"Don't talk of it!" said Barbara.
Her hand tightened on his arm, and she looked up at him, with a glance that said plainly that the sun would drop out of her sky if any mischance befell him.
"Well," she said, after a minute, more in her ordinary voice, as if she were dismissing Reynold Harding from the conversation, "I'm glad you know. I wanted you to know, but of course I could not tell you."
"It's wonderful with women," said Adrian, gliding easily into generalities, "the things they don't think it necessary to tell us, taking it for granted that we know them, and we can't know them and don't know them to our dying day—and the things they do think it necessary to tell us, with elaborate precautions and explanations—which we knew perfectly well from the first."
"Oh, is that it?" Barbara replied, smartly. "Then I shall tell you everything, and you can be surprised or not as you please."
"I sha'n't be much surprised," said Adrian, "unless, perhaps, you tell me something when you think you are not telling anything at all."

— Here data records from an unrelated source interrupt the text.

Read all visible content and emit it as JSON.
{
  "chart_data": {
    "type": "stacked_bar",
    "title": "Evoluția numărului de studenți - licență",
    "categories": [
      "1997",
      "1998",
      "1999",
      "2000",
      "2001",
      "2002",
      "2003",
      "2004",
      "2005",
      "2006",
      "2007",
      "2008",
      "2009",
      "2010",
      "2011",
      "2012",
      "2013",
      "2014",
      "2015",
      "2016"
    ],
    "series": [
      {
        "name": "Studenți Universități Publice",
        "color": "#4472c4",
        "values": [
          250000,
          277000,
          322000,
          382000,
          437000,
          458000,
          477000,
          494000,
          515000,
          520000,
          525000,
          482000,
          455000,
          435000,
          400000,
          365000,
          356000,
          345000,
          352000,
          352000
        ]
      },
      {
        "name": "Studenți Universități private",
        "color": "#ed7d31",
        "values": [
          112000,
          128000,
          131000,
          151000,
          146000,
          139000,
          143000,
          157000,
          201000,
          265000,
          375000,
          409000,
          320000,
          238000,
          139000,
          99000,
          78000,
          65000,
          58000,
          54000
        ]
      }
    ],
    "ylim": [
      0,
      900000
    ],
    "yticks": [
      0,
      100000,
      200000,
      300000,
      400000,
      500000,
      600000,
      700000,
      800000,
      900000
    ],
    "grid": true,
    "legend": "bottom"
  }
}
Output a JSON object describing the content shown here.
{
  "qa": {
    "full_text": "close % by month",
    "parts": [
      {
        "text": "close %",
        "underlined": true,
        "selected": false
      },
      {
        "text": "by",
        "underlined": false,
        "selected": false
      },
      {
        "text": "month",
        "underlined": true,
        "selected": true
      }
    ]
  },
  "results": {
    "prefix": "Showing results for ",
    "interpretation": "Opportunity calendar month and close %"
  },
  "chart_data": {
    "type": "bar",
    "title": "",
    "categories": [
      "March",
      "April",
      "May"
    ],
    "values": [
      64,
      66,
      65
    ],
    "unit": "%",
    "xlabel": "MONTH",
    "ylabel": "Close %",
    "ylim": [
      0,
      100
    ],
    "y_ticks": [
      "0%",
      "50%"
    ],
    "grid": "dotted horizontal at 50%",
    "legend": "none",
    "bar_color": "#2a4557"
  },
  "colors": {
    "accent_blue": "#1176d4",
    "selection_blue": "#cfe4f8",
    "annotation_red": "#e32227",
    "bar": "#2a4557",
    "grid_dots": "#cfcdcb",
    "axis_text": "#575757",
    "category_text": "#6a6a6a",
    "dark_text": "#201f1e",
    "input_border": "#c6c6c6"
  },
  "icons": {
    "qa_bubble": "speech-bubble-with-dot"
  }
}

And with this they went off together to look at the seat in which he sat when Barbara saw him first, and then she stood in her old place in the Rothwells' red-lined pew, and looked across at him, recalling that summer Sunday. It would have been a delightful amusement if the church had been a few degrees warmer, but Barbara could not help shivering a little, and Adrian frankly avowed that he found it impossible to maintain his feelings at the proper pitch.
"I'm blue," he said, "and I'm iced, and I can't be sentimental. And you wore a thin cream-coloured dress that day, which is terrible to think of. Might write something afterwards, perhaps," he continued, musingly. "Not while my feet are like two stones, but I feel as if I might thaw into a sonnet, or something of the kind."
Barbara looked up at him reverentially, and Adrian began to laugh.
"Let's go and eat those chops," he said.